Mother Teresa of Calcutta, the tiny woman recognized throughout the world for her work among the poorest of the poor, was canonized on September 4, 2016. Among those present were hundreds of Missionaries of Charity, the order she founded in 1950 as a diocesan religious community. Today the congregation also includes contemplative sisters and brothers and an order of priests.
Born on August 27, 1919 to Albanian parents in
what is now Skopje, Macedonia (then part of the Ottoman Empire), Agnes Gonxha
Bojaxhiu was the youngest of the three children who survived. For a time, the
family lived comfortably, and her father's construction business thrived. But
life changed overnight following his unexpected death.
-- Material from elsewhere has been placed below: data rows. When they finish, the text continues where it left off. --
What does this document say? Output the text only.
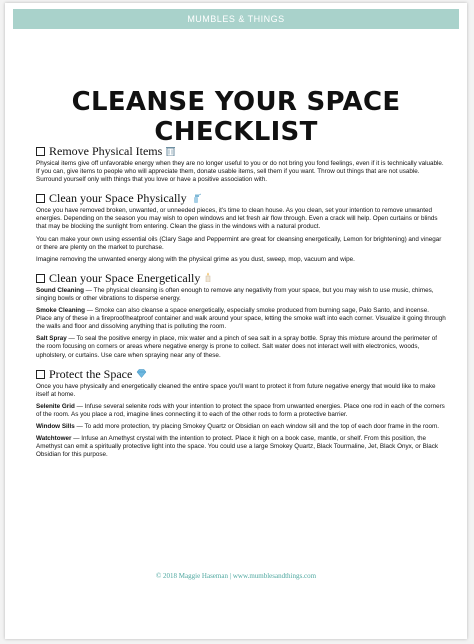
MUMBLES & THINGS
CLEANSE YOUR SPACE CHECKLIST
Remove Physical Items

Physical items give off unfavorable energy when they are no longer useful to you or do not bring you fond feelings, even if it is technically valuable. If you can, give items to people who will appreciate them, donate usable items, sell them if you want. Throw out things that are not usable. Surround yourself only with things that you love or have a positive association with.

Clean your Space Physically

Once you have removed broken, unwanted, or unneeded pieces, it's time to clean house. As you clean, set your intention to remove unwanted energies. Depending on the season you may wish to open windows and let fresh air flow through. Even a crack will help. Open curtains or blinds that may be blocking the sunlight from entering. Clean the glass in the windows with a natural product.

You can make your own using essential oils (Clary Sage and Peppermint are great for cleansing energetically, Lemon for brightening) and vinegar or there are plenty on the market to purchase.

Imagine removing the unwanted energy along with the physical grime as you dust, sweep, mop, vacuum and wipe.

Clean your Space Energetically

Sound Cleaning — The physical cleansing is often enough to remove any negativity from your space, but you may wish to use music, chimes, singing bowls or other vibrations to disperse energy.

Smoke Cleaning — Smoke can also cleanse a space energetically, especially smoke produced from burning sage, Palo Santo, and incense. Place any of these in a fireproof/heatproof container and walk around your space, letting the smoke waft into each corner. Visualize it going through the walls and floor and dissolving anything that is polluting the room.

Salt Spray — To seal the positive energy in place, mix water and a pinch of sea salt in a spray bottle. Spray this mixture around the perimeter of the room focusing on corners or areas where negative energy is prone to collect. Salt water does not interact well with electronics, woods, upholstery, or curtains. Use care when spraying near any of these.

Protect the Space

Once you have physically and energetically cleaned the entire space you'll want to protect it from future negative energy that would like to make itself at home.

Selenite Grid — Infuse several selenite rods with your intention to protect the space from unwanted energies. Place one rod in each of the corners of the room. As you place a rod, imagine lines connecting it to each of the other rods to form a protective barrier.

Window Sills — To add more protection, try placing Smokey Quartz or Obsidian on each window sill and the top of each door frame in the room.

Watchtower — Infuse an Amethyst crystal with the intention to protect. Place it high on a book case, mantle, or shelf. From this position, the Amethyst can emit a spiritually protective light into the space. You could use a large Smokey Quartz, Black Tourmaline, Jet, Black Onyx, or Black Obsidian for this purpose.

© 2018 Maggie Haseman | www.mumblesandthings.com
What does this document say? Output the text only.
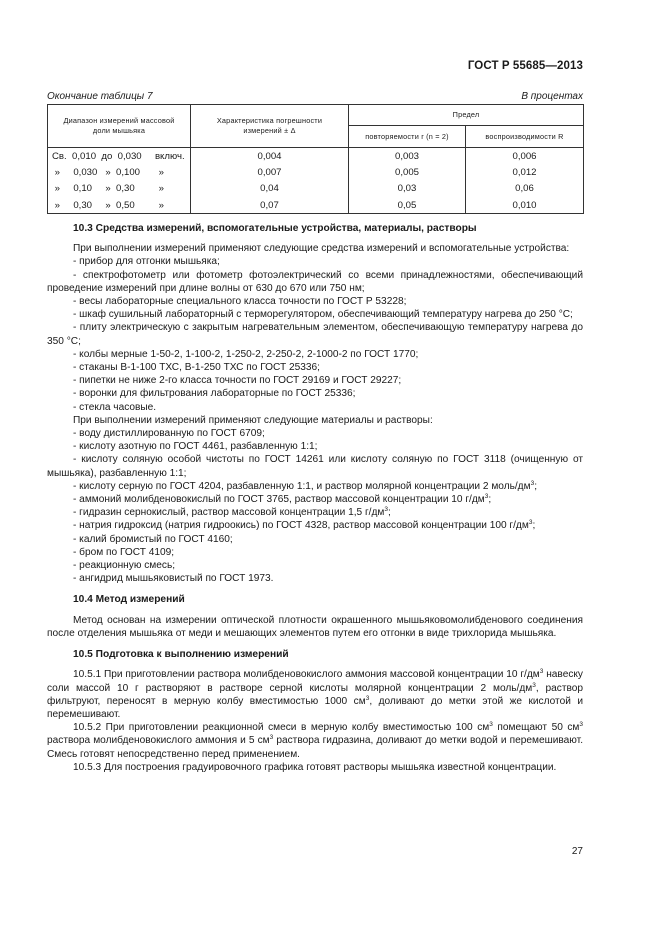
ГОСТ Р 55685—2013
Окончание таблицы 7	В процентах
Диапазон измерений массовой доли мышьяка	Характеристика погрешности измерений ± Δ	Предел	
		повторяемости r (n = 2)	воспроизводимости R
Св.  0,010  до  0,030     включ.	0,004	0,003	0,006
»     0,030   »  0,100       »	0,007	0,005	0,012
»     0,10     »  0,30         »	0,04	0,03	0,06
»     0,30     »  0,50         »	0,07	0,05	0,010
10.3 Средства измерений, вспомогательные устройства, материалы, растворы

При выполнении измерений применяют следующие средства измерений и вспомогательные устройства:

- прибор для отгонки мышьяка;

- спектрофотометр или фотометр фотоэлектрический со всеми принадлежностями, обеспечивающий проведение измерений при длине волны от 630 до 670 или 750 нм;

- весы лабораторные специального класса точности по ГОСТ Р 53228;

- шкаф сушильный лабораторный с терморегулятором, обеспечивающий температуру нагрева до 250 °С;

- плиту электрическую с закрытым нагревательным элементом, обеспечивающую температуру нагрева до 350 °С;

- колбы мерные 1-50-2, 1-100-2, 1-250-2, 2-250-2, 2-1000-2 по ГОСТ 1770;

- стаканы В-1-100 ТХС, В-1-250 ТХС по ГОСТ 25336;

- пипетки не ниже 2-го класса точности по ГОСТ 29169 и ГОСТ 29227;

- воронки для фильтрования лабораторные по ГОСТ 25336;

- стекла часовые.

При выполнении измерений применяют следующие материалы и растворы:

- воду дистиллированную по ГОСТ 6709;

- кислоту азотную по ГОСТ 4461, разбавленную 1:1;

- кислоту соляную особой чистоты по ГОСТ 14261 или кислоту соляную по ГОСТ 3118 (очищенную от мышьяка), разбавленную 1:1;

- кислоту серную по ГОСТ 4204, разбавленную 1:1, и раствор молярной концентрации 2 моль/$дм^3$;

- аммоний молибденовокислый по ГОСТ 3765, раствор массовой концентрации 10 $г/дм^3$;

- гидразин сернокислый, раствор массовой концентрации 1,5 $г/дм^3$;

- натрия гидроксид (натрия гидроокись) по ГОСТ 4328, раствор массовой концентрации 100 $г/дм^3$;

- калий бромистый по ГОСТ 4160;

- бром по ГОСТ 4109;

- реакционную смесь;

- ангидрид мышьяковистый по ГОСТ 1973.

10.4 Метод измерений

Метод основан на измерении оптической плотности окрашенного мышьяковомолибденового соединения после отделения мышьяка от меди и мешающих элементов путем его отгонки в виде трихлорида мышьяка.

10.5 Подготовка к выполнению измерений

10.5.1 При приготовлении раствора молибденовокислого аммония массовой концентрации 10 $г/дм^3$ навеску соли массой 10 г растворяют в растворе серной кислоты молярной концентрации 2 моль/$дм^3$, раствор фильтруют, переносят в мерную колбу вместимостью 1000 $см^3$, доливают до метки этой же кислотой и перемешивают.

10.5.2 При приготовлении реакционной смеси в мерную колбу вместимостью 100 $см^3$ помещают 50 $см^3$ раствора молибденовокислого аммония и 5 $см^3$ раствора гидразина, доливают до метки водой и перемешивают. Смесь готовят непосредственно перед применением.

10.5.3 Для построения градуировочного графика готовят растворы мышьяка известной концентрации.

27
During her years in public school Agnes
participated in a Catholic sodality and showed a strong interest in the foreign
missions. At age 18 she entered the Loreto Sisters of Dublin, Ireland. It was
1928 when she said goodbye to her mother for the final time and made her way to
a new land and a new life. The following year she was sent to the Loreto
novitiate in Darjeeling, India. There she chose the name Teresa and prepared
for a life of service. She was assigned to a high school for girls in Calcutta,
where she taught history and geography to the daughters of the wealthy. But she
could not escape the realities around her—the poverty, the suffering, the
overwhelming numbers of destitute people.
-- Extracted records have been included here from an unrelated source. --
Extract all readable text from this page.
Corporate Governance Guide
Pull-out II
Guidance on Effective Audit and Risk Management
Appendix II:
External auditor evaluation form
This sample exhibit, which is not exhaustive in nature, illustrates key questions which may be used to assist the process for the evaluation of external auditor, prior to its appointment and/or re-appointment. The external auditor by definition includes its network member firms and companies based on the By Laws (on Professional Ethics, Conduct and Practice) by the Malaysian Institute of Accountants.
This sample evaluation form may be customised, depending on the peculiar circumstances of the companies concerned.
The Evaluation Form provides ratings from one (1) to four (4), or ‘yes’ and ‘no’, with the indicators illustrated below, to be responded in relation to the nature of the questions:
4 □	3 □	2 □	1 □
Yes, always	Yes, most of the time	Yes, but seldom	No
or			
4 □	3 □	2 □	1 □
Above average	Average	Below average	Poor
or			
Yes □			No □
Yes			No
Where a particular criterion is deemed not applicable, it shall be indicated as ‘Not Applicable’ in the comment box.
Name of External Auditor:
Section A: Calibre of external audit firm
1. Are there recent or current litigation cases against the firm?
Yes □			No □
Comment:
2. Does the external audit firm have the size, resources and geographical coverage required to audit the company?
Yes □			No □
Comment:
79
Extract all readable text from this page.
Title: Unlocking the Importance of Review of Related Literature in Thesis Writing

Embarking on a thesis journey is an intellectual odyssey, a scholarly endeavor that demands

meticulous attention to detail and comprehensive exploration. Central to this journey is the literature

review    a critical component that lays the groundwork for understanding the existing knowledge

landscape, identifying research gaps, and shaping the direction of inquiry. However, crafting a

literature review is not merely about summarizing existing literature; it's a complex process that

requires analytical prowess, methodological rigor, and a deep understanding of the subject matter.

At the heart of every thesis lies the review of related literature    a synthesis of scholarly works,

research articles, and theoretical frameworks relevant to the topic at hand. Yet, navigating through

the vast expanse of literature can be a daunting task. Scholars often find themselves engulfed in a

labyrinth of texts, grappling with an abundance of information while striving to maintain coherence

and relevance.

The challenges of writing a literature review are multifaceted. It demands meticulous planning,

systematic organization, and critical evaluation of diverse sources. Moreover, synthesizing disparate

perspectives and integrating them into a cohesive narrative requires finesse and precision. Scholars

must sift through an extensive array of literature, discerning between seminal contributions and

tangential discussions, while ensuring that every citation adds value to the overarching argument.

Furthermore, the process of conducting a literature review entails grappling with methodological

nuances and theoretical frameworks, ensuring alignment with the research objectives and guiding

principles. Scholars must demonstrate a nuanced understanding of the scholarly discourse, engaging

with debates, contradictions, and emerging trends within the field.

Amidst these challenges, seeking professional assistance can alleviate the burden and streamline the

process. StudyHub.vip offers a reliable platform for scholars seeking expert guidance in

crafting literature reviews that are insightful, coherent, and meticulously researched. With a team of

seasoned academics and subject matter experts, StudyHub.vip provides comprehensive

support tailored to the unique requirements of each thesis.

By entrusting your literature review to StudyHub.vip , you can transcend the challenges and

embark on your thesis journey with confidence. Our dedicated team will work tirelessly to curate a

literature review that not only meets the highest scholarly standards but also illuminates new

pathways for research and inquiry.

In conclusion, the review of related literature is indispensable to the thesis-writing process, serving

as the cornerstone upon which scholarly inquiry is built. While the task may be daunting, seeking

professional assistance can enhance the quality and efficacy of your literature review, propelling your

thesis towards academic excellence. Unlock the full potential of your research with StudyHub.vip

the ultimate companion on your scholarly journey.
In 1946, while riding a train to Darjeeling to
make a retreat, Sister Teresa heard what she later explained as “a call within
a call. The message was clear. I was to leave the convent and help the poor
while living among them.” She also heard a call to give up her life with the
Sisters of Loreto and, instead, to “follow Christ into the slums to serve him
among the poorest of the poor.” After receiving permission to leave Loreto,
establish a new religious community and undertake her new work, she took a
nursing course for several months. She returned to Calcutta, where she lived in
the slums and opened a school for poor children. Dressed in a white sari and
sandals (the ordinary dress of an Indian woman) she soon began getting to know
her neighbors—especially the poor and sick—and getting to know their needs
through visits.
The work was exhausting, but she was not alone for long.
Volunteers who came to join her in the work, some of them former students,
became the core of the Missionaries of Charity. Others helped by donating food,
clothing, supplies, the use of buildings. In 1952 the city of Calcutta gave
Mother Teresa a former hostel, which became a home for the dying and the
destitute. As the order expanded, services were also offered to orphans,
abandoned children, alcoholics, the aging, and street people. For the next four decades Mother Teresa worked
tirelessly on behalf of the poor. Her love knew no bounds. Nor did her energy,
as she crisscrossed the globe pleading for support and inviting others to see
the face of Jesus in the poorest of the poor. In 1979 she was awarded the Nobel
Peace Prize. On September 5, 1997, God called her home, but her legacy of love lives on.